Ce cabinet de curiosités fut ensuite le théâtre d'un cours de langues endiablé lors duquel nous confectionnâmes la batterie d'étiquettes afférentes à tous ces objets en castillan, galicien, français, anglais, italien, portugais.

Et en tant que centre d'investigation et promotion de la festivité de tout poil, Saumede se devait de clore cet été par une fête digne de ce nom. Ce qui fut fait le samedi 21, jour de la Saint Samos.

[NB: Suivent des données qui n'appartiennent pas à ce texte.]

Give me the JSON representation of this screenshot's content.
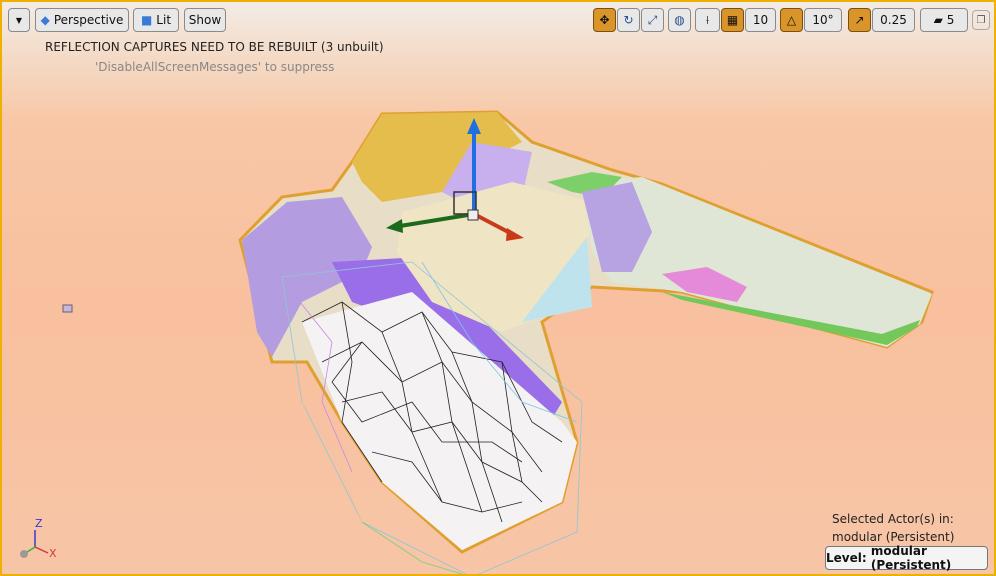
{
  "toolbar": {
    "perspective_label": "Perspective",
    "lit_label": "Lit",
    "show_label": "Show",
    "grid_snap_value": "10",
    "rotation_snap_value": "10°",
    "scale_snap_value": "0.25",
    "camera_speed_value": "5"
  },
  "messages": {
    "reflection_warning": "REFLECTION CAPTURES NEED TO BE REBUILT (3 unbuilt)",
    "suppress_hint": "'DisableAllScreenMessages' to suppress"
  },
  "selection": {
    "line1": "Selected Actor(s) in:",
    "line2": "modular (Persistent)"
  },
  "level": {
    "label": "Level:",
    "value": "modular (Persistent)"
  },
  "axis": {
    "x": "X",
    "z": "Z"
  },
  "colors": {
    "accent": "#d9952a",
    "border": "#f0b000",
    "sky": "#f8c09e"
  }
}
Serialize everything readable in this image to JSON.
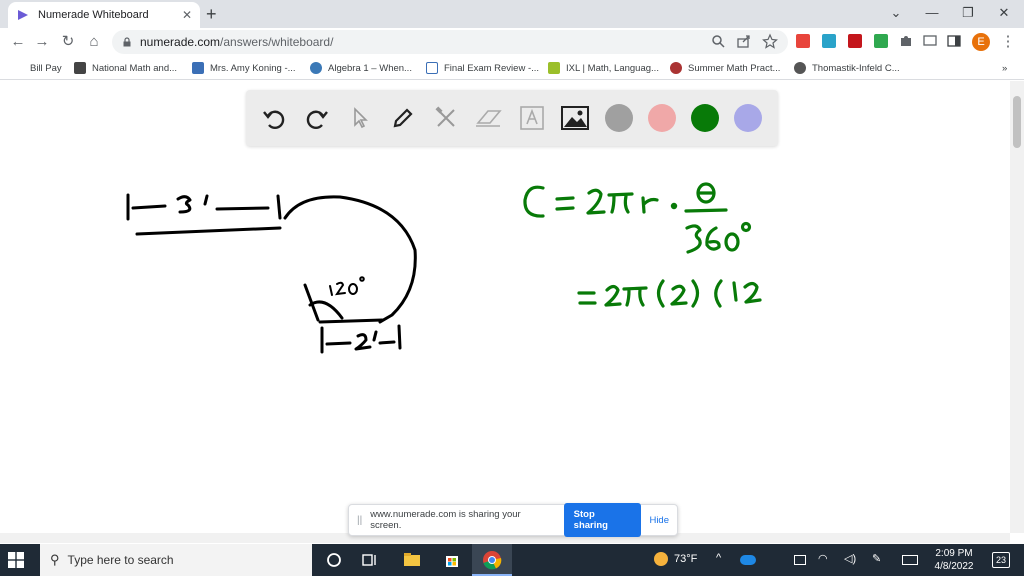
{
  "browser": {
    "tab_title": "Numerade Whiteboard",
    "url_domain": "numerade.com",
    "url_path": "/answers/whiteboard/",
    "profile_initial": "E"
  },
  "bookmarks": [
    {
      "label": "Bill Pay"
    },
    {
      "label": "National Math and..."
    },
    {
      "label": "Mrs. Amy Koning -..."
    },
    {
      "label": "Algebra 1 – When..."
    },
    {
      "label": "Final Exam Review -..."
    },
    {
      "label": "IXL | Math, Languag..."
    },
    {
      "label": "Summer Math Pract..."
    },
    {
      "label": "Thomastik-Infeld C..."
    }
  ],
  "whiteboard": {
    "tools": [
      "undo-icon",
      "redo-icon",
      "pointer-icon",
      "pen-icon",
      "tools-icon",
      "eraser-icon",
      "text-icon",
      "image-icon"
    ],
    "colors": [
      "#a0a0a0",
      "#f0a8a8",
      "#087a08",
      "#a8a8e8"
    ],
    "handwriting": {
      "length_top": "3'",
      "angle": "120°",
      "length_bottom": "2'",
      "formula_line1": "C = 2πr · θ/360°",
      "formula_line2": "= 2π(2)(12"
    }
  },
  "share_banner": {
    "message": "www.numerade.com is sharing your screen.",
    "stop_label": "Stop sharing",
    "hide_label": "Hide"
  },
  "taskbar": {
    "search_placeholder": "Type here to search",
    "temperature": "73°F",
    "time": "2:09 PM",
    "date": "4/8/2022",
    "notifications": "23"
  }
}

Il y eut une exposition des travaux artistiques réalisés sur, entre ou autour des murs du village. Donc peintures, photos, et vidéos. Il y eut des visites guidées, d'oeuvre en oeuvre, jusqu'au Cabinet de curiosités. Il y eut des parties de pétanques âpres et sonores. Et, le clou du spectacle, une énième exclusivité de Saumede : le premier concours mondial de Likor Café. Dégustation à l'aveugle de plusieurs productions locales, attribution des notes, doutes, claquements de langue, demandes de confirmation, débat : une ambiance studieuse, à l'objectivité presque palpable. Après moultes tergiversations, un vainqueur fut désigné. Un vainqueur anonyme, un autre mystère saumedien, à qui notre commission d'experts à remis son diplôme un soir de pleine lune, non loin du plus haut chêne de Galice. Cette victoire fut célébrée en chansons, et encore une fois, la nuit autrefois silencieuse s'est étirée, étirée entre les éclats de voix, les rires, les notes aproximatives d'un banjo (ou peut-être un ukulélé).

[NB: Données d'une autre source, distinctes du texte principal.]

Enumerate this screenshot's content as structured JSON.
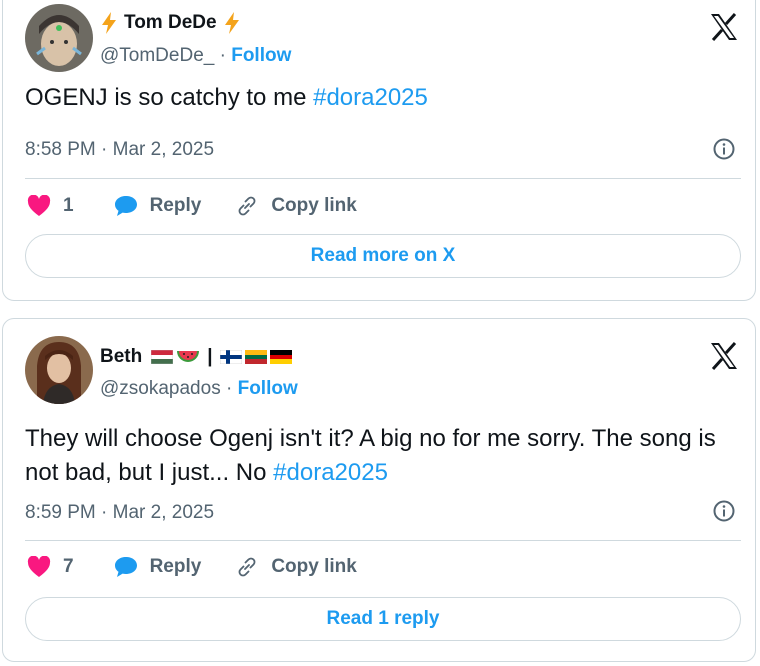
{
  "tweets": [
    {
      "display_name": "Tom DeDe",
      "name_emoji_left": "lightning-emoji",
      "name_emoji_right": "lightning-emoji",
      "handle": "@TomDeDe_",
      "dot": "·",
      "follow_label": "Follow",
      "text": "OGENJ is so catchy to me ",
      "hashtag": "#dora2025",
      "timestamp": "8:58 PM · Mar 2, 2025",
      "like_count": "1",
      "reply_label": "Reply",
      "copy_label": "Copy link",
      "read_more_label": "Read more on X"
    },
    {
      "display_name": "Beth",
      "name_separator": "|",
      "name_emojis": [
        "hungary-flag",
        "watermelon-emoji",
        "finland-flag",
        "lithuania-flag",
        "germany-flag"
      ],
      "handle": "@zsokapados",
      "dot": "·",
      "follow_label": "Follow",
      "text": "They will choose Ogenj isn't it? A big no for me sorry. The song is not bad, but I just... No ",
      "hashtag": "#dora2025",
      "timestamp": "8:59 PM · Mar 2, 2025",
      "like_count": "7",
      "reply_label": "Reply",
      "copy_label": "Copy link",
      "read_more_label": "Read 1 reply"
    }
  ],
  "colors": {
    "accent": "#1d9bf0",
    "like": "#f91880",
    "muted": "#536471",
    "border": "#cfd9de",
    "text": "#0f1419"
  }
}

Le lendemain, de bon pied bon oeil, rendez-vous au Cocho, ode gastronomique et villageoise au cochon. C'est l'occasion pour Mme la Maire de présenter officiellement, en chair et en os, ces fameux « Franceses de Saumede » à l'ensemble du village, d'expliquer notre projet, et de dissiper doutes et rumeurs. Présentation conclue par une salve d'appalaudissements qui en dit long sur l'acceptation de notre projet au sein de la commune d'A Bola. Integração, integração...

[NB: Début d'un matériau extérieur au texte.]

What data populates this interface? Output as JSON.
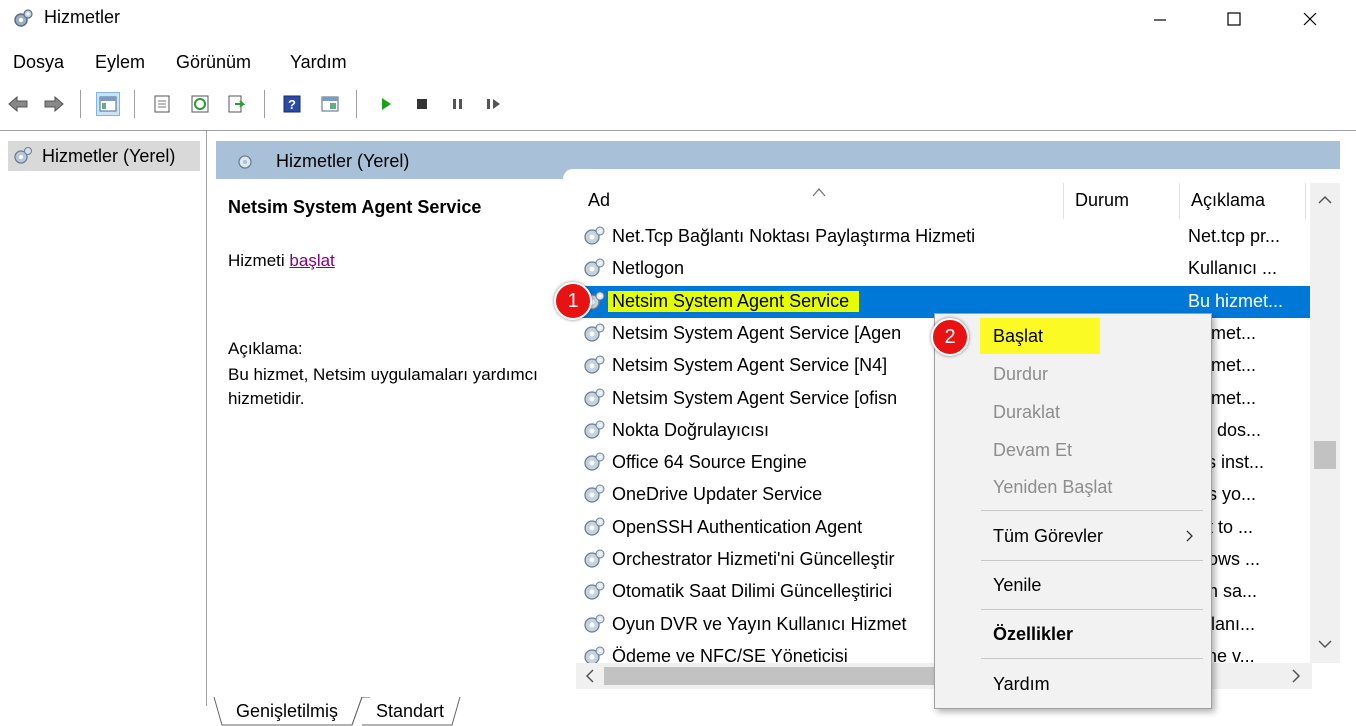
{
  "window": {
    "title": "Hizmetler"
  },
  "menu": [
    "Dosya",
    "Eylem",
    "Görünüm",
    "Yardım"
  ],
  "tree": {
    "item": "Hizmetler (Yerel)"
  },
  "main": {
    "header": "Hizmetler (Yerel)",
    "selected_title": "Netsim System Agent Service",
    "start_prefix": "Hizmeti ",
    "start_link": "başlat",
    "desc_label": "Açıklama:",
    "desc_body": "Bu hizmet, Netsim uygulamaları yardımcı hizmetidir."
  },
  "columns": {
    "name": "Ad",
    "status": "Durum",
    "desc": "Açıklama"
  },
  "rows": [
    {
      "name": "Net.Tcp Bağlantı Noktası Paylaştırma Hizmeti",
      "desc": "Net.tcp pr..."
    },
    {
      "name": "Netlogon",
      "desc": "Kullanıcı ..."
    },
    {
      "name": "Netsim System Agent Service",
      "desc": "Bu hizmet..."
    },
    {
      "name": "Netsim System Agent Service [Agen",
      "desc": " hizmet..."
    },
    {
      "name": "Netsim System Agent Service [N4]",
      "desc": " hizmet..."
    },
    {
      "name": "Netsim System Agent Service [ofisn",
      "desc": " hizmet..."
    },
    {
      "name": "Nokta Doğrulayıcısı",
      "desc": "ası dos..."
    },
    {
      "name": "Office 64 Source Engine",
      "desc": "ves inst..."
    },
    {
      "name": "OneDrive Updater Service",
      "desc": "eps yo..."
    },
    {
      "name": "OpenSSH Authentication Agent",
      "desc": "ent to ..."
    },
    {
      "name": "Orchestrator Hizmeti'ni Güncelleştir",
      "desc": "ndows ..."
    },
    {
      "name": "Otomatik Saat Dilimi Güncelleştirici",
      "desc": "tem sa..."
    },
    {
      "name": "Oyun DVR ve Yayın Kullanıcı Hizmet",
      "desc": " kullanı..."
    },
    {
      "name": "Ödeme ve NFC/SE Yöneticisi",
      "desc": "leme v..."
    }
  ],
  "context_menu": {
    "start": "Başlat",
    "stop": "Durdur",
    "pause": "Duraklat",
    "resume": "Devam Et",
    "restart": "Yeniden Başlat",
    "all_tasks": "Tüm Görevler",
    "refresh": "Yenile",
    "properties": "Özellikler",
    "help": "Yardım"
  },
  "tabs": {
    "extended": "Genişletilmiş",
    "standard": "Standart"
  },
  "badges": {
    "one": "1",
    "two": "2"
  },
  "colors": {
    "selection": "#0078d7",
    "highlight": "#e6ff00",
    "badge": "#e81212",
    "header": "#a9c0d9"
  }
}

En parlant d'integração, une nouvelle d'importance : nous avons la confirmation que nous pouvons louer la maison restaurée (tout à droite du village, la seule maison habitable de Saumede) pour un an au moins. La vie ne s'éteint pas avec la fin de l'été à Saumede, plusieurs de nos companheiros pourront donc rester sur place jusqu'à l'été prochain. Les premiers arrivants devraient prendre possession des lieux début septembre.
Pour citer un Saumedien souhaitant conserver l'anonymat : « V'là la bonne nouvelle ! ».